Пасхальная тайна: статьи по богословию - Иоанн Мейендорф
Шрифт:
Интервал:
Закладка:
На двух первых аргументах явно лежит отпечаток его личной истории: авторитет монахов–исихастов в Византии, предопределивший его осуждение, казался ему ненормальным и шокирующим, тем более что эти наставники духовности не были облечены официальным правом учительства. Что касается третьего аргумента, то любопытно отметить, что взгляды Варлаама относительно «видимого руководителя» заметно не совпадают с официальным учением Римской церкви и что по сути он их не менял с тех пор, как уехал на Запад. Действительно, он продолжает допускать возможностъ вероучительного падения главы Церкви[946] и просто уверяет, что Бог не воздвиг на Востоке другого, что для него является доказательством того, что Бог доверяет первому[947]. Впрочем, когда он говорит о первенстве папы, то пользуется абсолютно утилитарным языком[948]. Наконец, классический аргумент византийцев против Петрова преемства в Риме, исключающего другие церкви, сохраняет для него всю свою силу: в антилатинских трактатах он сам яро оспаривал тот факт, что римский епископ — единственный преемник Петра и единственный викарий Христа, ибо другие епископы носят то же двойное качество[949]. И уже будучи «обращенным», он пишет своим друзьям–грекам: «…multi in diversis locis et orbis partibus episcopi a beato Petro creati fuerunt, <...> et omnes possibile est nominari successores ejus»[950]. Где же доказательство того, что только Рим наследует апостолу Петру? О письме — апокрифическом — Климента к Иакову[951] Варлаам не мог знать, когда находился в Византии. Впрочем, главенство римской кафедры подтверждалось и «было определено» императорами: здесь Варлаам говорит вполне по–византийски[952].

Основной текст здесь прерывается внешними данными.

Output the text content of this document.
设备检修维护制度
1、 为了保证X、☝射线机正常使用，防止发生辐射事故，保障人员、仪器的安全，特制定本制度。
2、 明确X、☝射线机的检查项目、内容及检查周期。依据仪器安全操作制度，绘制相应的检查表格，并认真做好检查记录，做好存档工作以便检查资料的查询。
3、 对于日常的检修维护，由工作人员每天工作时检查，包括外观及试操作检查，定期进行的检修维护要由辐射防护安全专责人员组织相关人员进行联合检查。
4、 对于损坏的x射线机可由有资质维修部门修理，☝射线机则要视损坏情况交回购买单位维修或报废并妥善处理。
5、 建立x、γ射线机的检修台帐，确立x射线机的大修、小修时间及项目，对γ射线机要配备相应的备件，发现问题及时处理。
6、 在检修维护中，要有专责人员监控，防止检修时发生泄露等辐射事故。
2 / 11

Не углубляясь далее в анализ сочинений Варлаама, мы можем констатировать, что калабрийский философ был прежде всего блестящим представителем греческого гуманизма XIV столетия, не понятым в Константинополе и разочаровавшимся в монашеском «обскурантизме». Будучи искренним сторонником и поборником единения церквей, он не видел к нему иного пути, кроме как через догматический релятивизм. На примере его идей, разделявшихся многими византийскими гуманистами той эпохи, можно отчетливо понять, почему в глазах современников горячий интерес к светским наукам на практике часто приводил к «латиномудрствованию». У нас нет возможности остановиться сейчас на том глубоком влиянии, которое Варлаам и его сочинения оказали на последующие поколения «латиномудрствующих», как, впрочем, и на греков, полемизировавших с латинянами и продолжавших опираться на его антилатинские сочинения, часто копировавшиеся и широко распространенные в XIV–XV вв. Основная черта этого влияния состоит в некоторой выхолощенности богословских аргументов, которые автор адресует противнику, не особо веря в их аподиктическую ценность: спор о Filioque потонул в диалектике, которая, впрочем, не помешала некоторым грекам поменять убеждения, когда соображения, более тесно связанные с реальностью, — например, национальные — подталкивали их к попыткам спасти родину при помощи Запада. Диалог, в который они тогда вступали с латинянами, велся уже не на богословском уровне. Подлинный диалог между Востоком и Западом мог быть предпринят только при искреннем и свободном участии партии традиционалистов, мнение которой выражало монашество. Но этот диалог так и не состоялся, и нет оснований считать, что он был бы полностью бесплодным: позиция паламита свт. Марка Эфесского во Флоренции — живое тому свидетельство. Вступать в такой диалог и вести его сегодня — наш долг.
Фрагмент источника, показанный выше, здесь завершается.